Pour montrer l’intérêt qu’ils accordent à l’utilisation de l’IC, les ménages sont prêts à payer 546,34 F FCFA. Le CAP médian montre que 50 % d’entre eux consentent à payer 200 FCFA. Hanemann (1984) conseille d’utiliser le CAP médian pour mesurer le bien-être économique, car le CAP moyen peut être très sensible à de faibles changements de la distribution du CAP, tandis que la médiane se révèle beaucoup plus robuste face à ces effets. L’analyse montre que la capacité des ménages à prévoir le climat, l’utilisation de la radio comme moyen de diffusion, la sensibilisation des ménages aux prévisions précédentes, le début du démarrage des pluies constituent les déterminants de la valeur du CAP.

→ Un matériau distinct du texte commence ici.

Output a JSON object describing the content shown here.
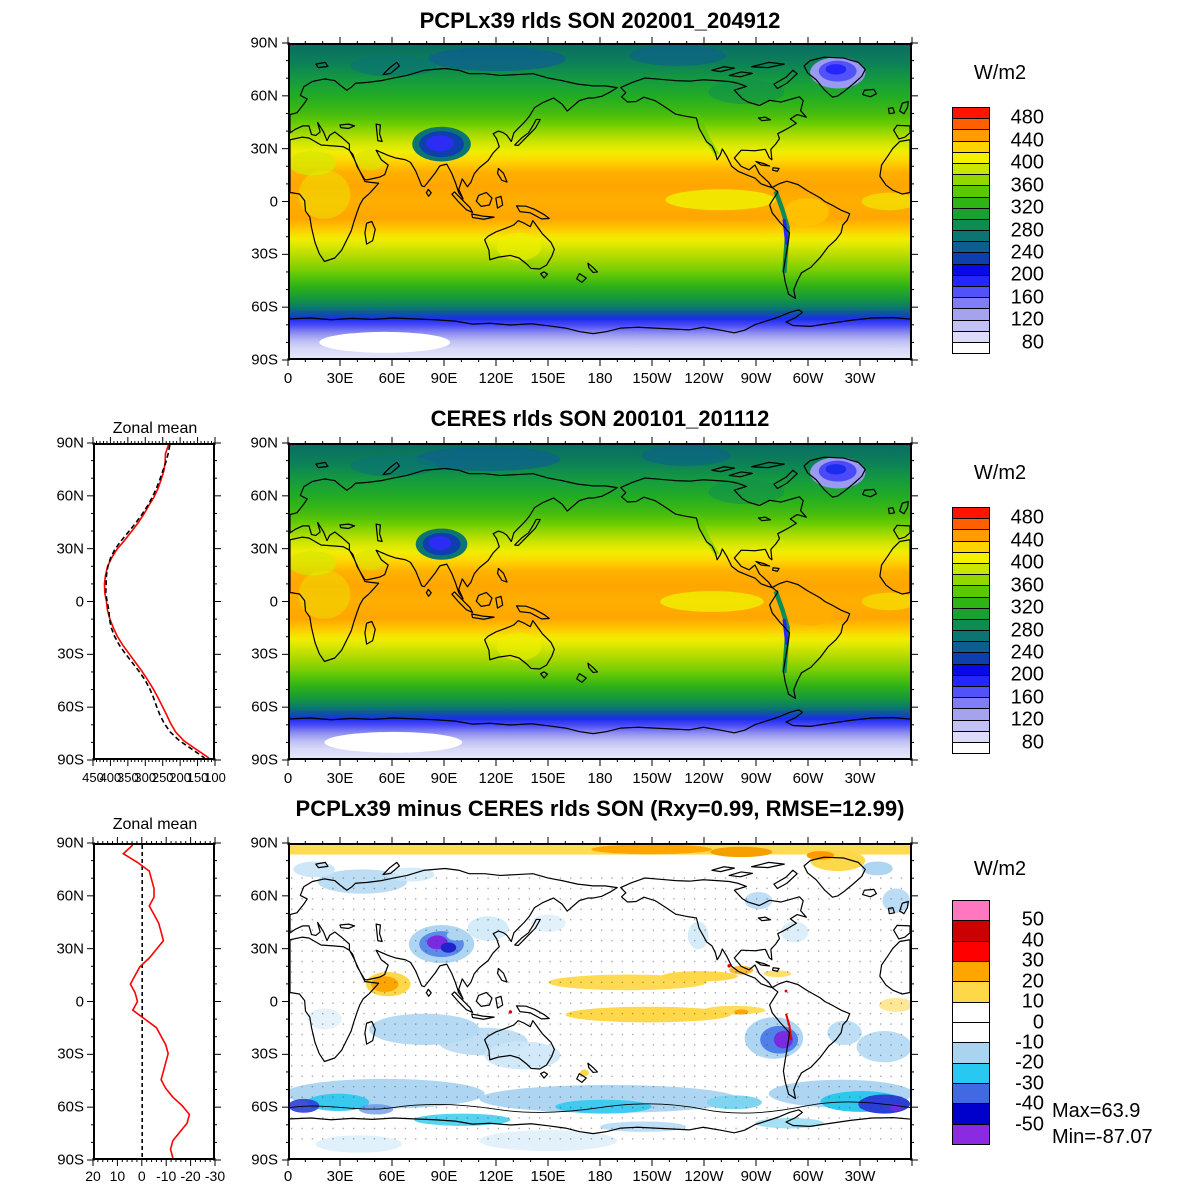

La diffusion des prévisions climatiques des pluies de la campagne agricole 2012-2013 auprès des ménages a eu une incidence positive sur la valeur de leur CAP pour l’IC. Les producteurs estiment que les prévisions ont guidé leurs décisions lors de la planification des activités agricoles. Ces raisons justifient la valeur accordée à l’IC à travers leur CAP. L’utilisation de la radio comme moyen de vulgarisation des IC affecte négativement la valeur du CAP des ménages. En effet, les ménages estiment que les IC doivent être gratuites si toutefois elles sont diffusées par voie radiophonique (Lybbert et al., 2007). De ce fait, ils ne sont pas prêts à dépenser pour en bénéficier. Ils préfèrent dépenser pour recevoir les IC par d’autres moyens

de communication tels que le téléphone et les services agricoles (Aker, 2011). La diffusion de la prévision des dates de démarrage des pluies aux ménages agit négativement sur la valeur de leur CAP pour l’IC au seuil de 10%. Certes, la prévision des dates du démarrage des pluies permet aux ménages de planifier les semis. Cependant, ils ne sont pas prêts à payer pour bénéficier seulement des dates de démarrage des pluies. Ils veulent plutôt payer pour bénéficier du paquet de l’IC constitué des dates de démarrage des pluies, de la durée de la saison pluvieuse ainsi de la fin des pluies (Ingram et al., 2002).

7.5. CONCLUSION PARTIELLE

Cette étude a permis de mettre en relief les perceptions et la valeur d’option de l’IC des ménages dans les zones sahélienne et soudano-sahélienne du Burkina Faso. Elle montre que l’IC est asymétriquement diffusée auprès d’une minorité (21,78%) des ménages échantillonnés. Ces ménages estiment que l’IC a guidé leur prise de décision en matière de production agricole. L’analyse révèle que la majorité (93%) des ménages a besoin de l’IC pour orienter leur prise de décisions pour la planification des activités agricoles. Les déterminants de la demande en IC sont l’âge du chef de ménage, le niveau d’alphabétisation du chef de ménage, la situation matrimoniale du chef de ménage, la pratique de la culture du maïs et du sorgho, mais aussi la valeur ajoutée de la production céréalière. La valeur d’option démontre l’intérêt accordé par les ménages à l’utilisation de l’IC. Près de 64% des ménages consentent payer en moyenne 546,34 F CFA pour en bénéficier. La valeur du consentement à payer est déterminée par la capacité des ménages à prévoir le climat, l’utilisation de la radio comme moyen de diffusion, la sensibilisation des ménages aux prévisions précédentes et le début du démarrage des pluies. S’il est vrai que les ménages estiment tirer profit de l’utilisation de l’IC, force est de constater que sa contribution à la production et au revenu agricole demeure un champ de recherche à explorer. Il est ainsi nécessaire de l’expérimenter dans les exploitations agricoles individuelles pour évaluer sa contribution à la production des différentes cultures et besoin céréalier des ménages.